Before I continue, I would like to point out that many athletes and coaches take the conditioning route when it comes to improving performance – this is a short term solution. This route will improve performance short term but will in no way yield long term results, as it can also flare up some underlying problems that already exist. Taking this route is like putting a bucket to catch the water from the leak (a quick fix). The bucket of water will get full and overflow and then we are in real trouble……
We have to find the cause of the leak (the hole in the roof) and fix it. Taking steps in this manner will give us short term results and most importantly long term success. The type of training that addresses these underlying problems and the one we should be focused on is neuromuscular training. Now, let’s look at what could be causing the "leaks". Here are the major shortcomings that could be holding you back from taking your perfromance to the next level. Find your leak (or leaks in most cases) and find the right guidance and training that will fix them:
You guessed it, it’s maximal strength training…..
- Poor maximal strength and relative strength (it is in first place because I have yet to train an athlete that was too strong and the majority are actually weak)
- Injuries that require rest and rehab (high volume conditioning training will only reinforce bad mechanics and poor technique which will lead to compensation patterns – this is only good if you are looking to get injured)

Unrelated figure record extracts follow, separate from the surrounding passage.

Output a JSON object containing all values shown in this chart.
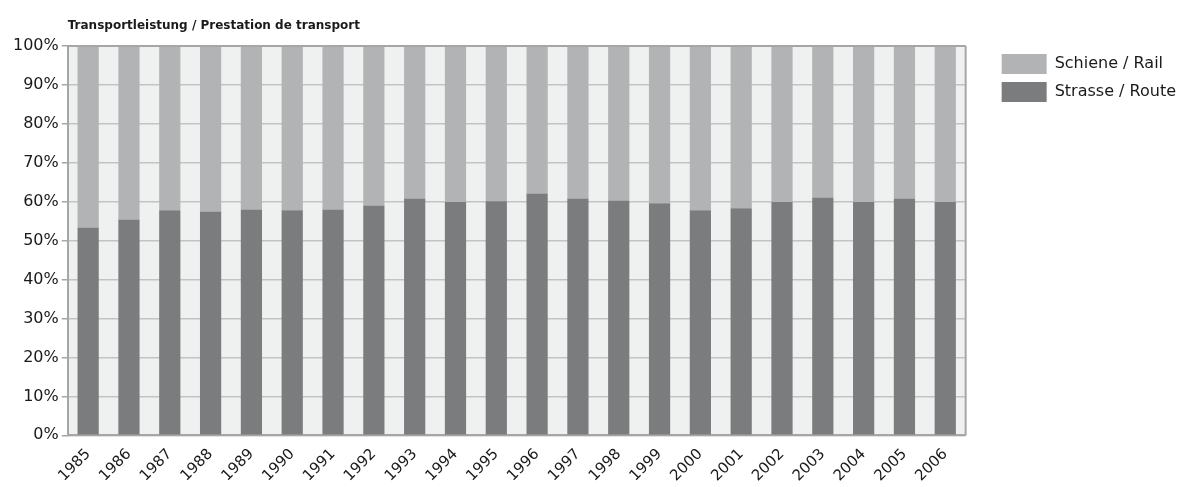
{
  "chart_data": {
    "type": "bar",
    "title": "Transportleistung / Prestation de transport",
    "categories": [
      "1985",
      "1986",
      "1987",
      "1988",
      "1989",
      "1990",
      "1991",
      "1992",
      "1993",
      "1994",
      "1995",
      "1996",
      "1997",
      "1998",
      "1999",
      "2000",
      "2001",
      "2002",
      "2003",
      "2004",
      "2005",
      "2006"
    ],
    "stacked": true,
    "series": [
      {
        "name": "Strasse / Route",
        "color": "#7b7c7e",
        "values": [
          53.4,
          55.4,
          57.8,
          57.5,
          58.0,
          57.8,
          58.0,
          59.0,
          60.8,
          59.9,
          60.1,
          62.1,
          60.8,
          60.3,
          59.6,
          57.8,
          58.3,
          59.9,
          61.1,
          59.9,
          60.8,
          59.9
        ]
      },
      {
        "name": "Schiene / Rail",
        "color": "#b2b3b5",
        "values": [
          46.6,
          44.6,
          42.2,
          42.5,
          42.0,
          42.2,
          42.0,
          41.0,
          39.2,
          40.1,
          39.9,
          37.9,
          39.2,
          39.7,
          40.4,
          42.2,
          41.7,
          40.1,
          38.9,
          40.1,
          39.2,
          40.1
        ]
      }
    ],
    "ylim": [
      0,
      100
    ],
    "yticks": [
      {
        "value": 0,
        "label": "0%"
      },
      {
        "value": 10,
        "label": "10%"
      },
      {
        "value": 20,
        "label": "20%"
      },
      {
        "value": 30,
        "label": "30%"
      },
      {
        "value": 40,
        "label": "40%"
      },
      {
        "value": 50,
        "label": "50%"
      },
      {
        "value": 60,
        "label": "60%"
      },
      {
        "value": 70,
        "label": "70%"
      },
      {
        "value": 80,
        "label": "80%"
      },
      {
        "value": 90,
        "label": "90%"
      },
      {
        "value": 100,
        "label": "100%"
      }
    ],
    "grid": "y",
    "legend": "top right"
  }
}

- Carrying too much body fat (I think this one needs no explanation, but the sad fact is that I see athletes that are overweight all the time because they eat like crap and think they can just go hard in practice and stay in great shape)
- Poor strength – speed and/or speed – strength
- Lack of explosive strength (this would also be considered rate of force development – how fast you can apply the force into the ground)
- Lack of reactive ability (you may be strong but lack reactivity so you cannot keep up with your opponents on the field/court)
- Lack of mobility and dynamic flexibility (thjs is one of the most underrated issues! Athletes need dynamic mobility and almost never focus on it)
- Structural imbalances
- Technical flaws
Training reactivity or tripping over the mat?
Hopefully this list will open your eyes and make you look at yourself and think about the underlying issues that are holding you back. Also, this list should have you realize that playing one’s specific sport year round doesn’t improve the general qualities that are key in athletic performance. Spend the off-season and work on these issues and then see where it takes your perfromance!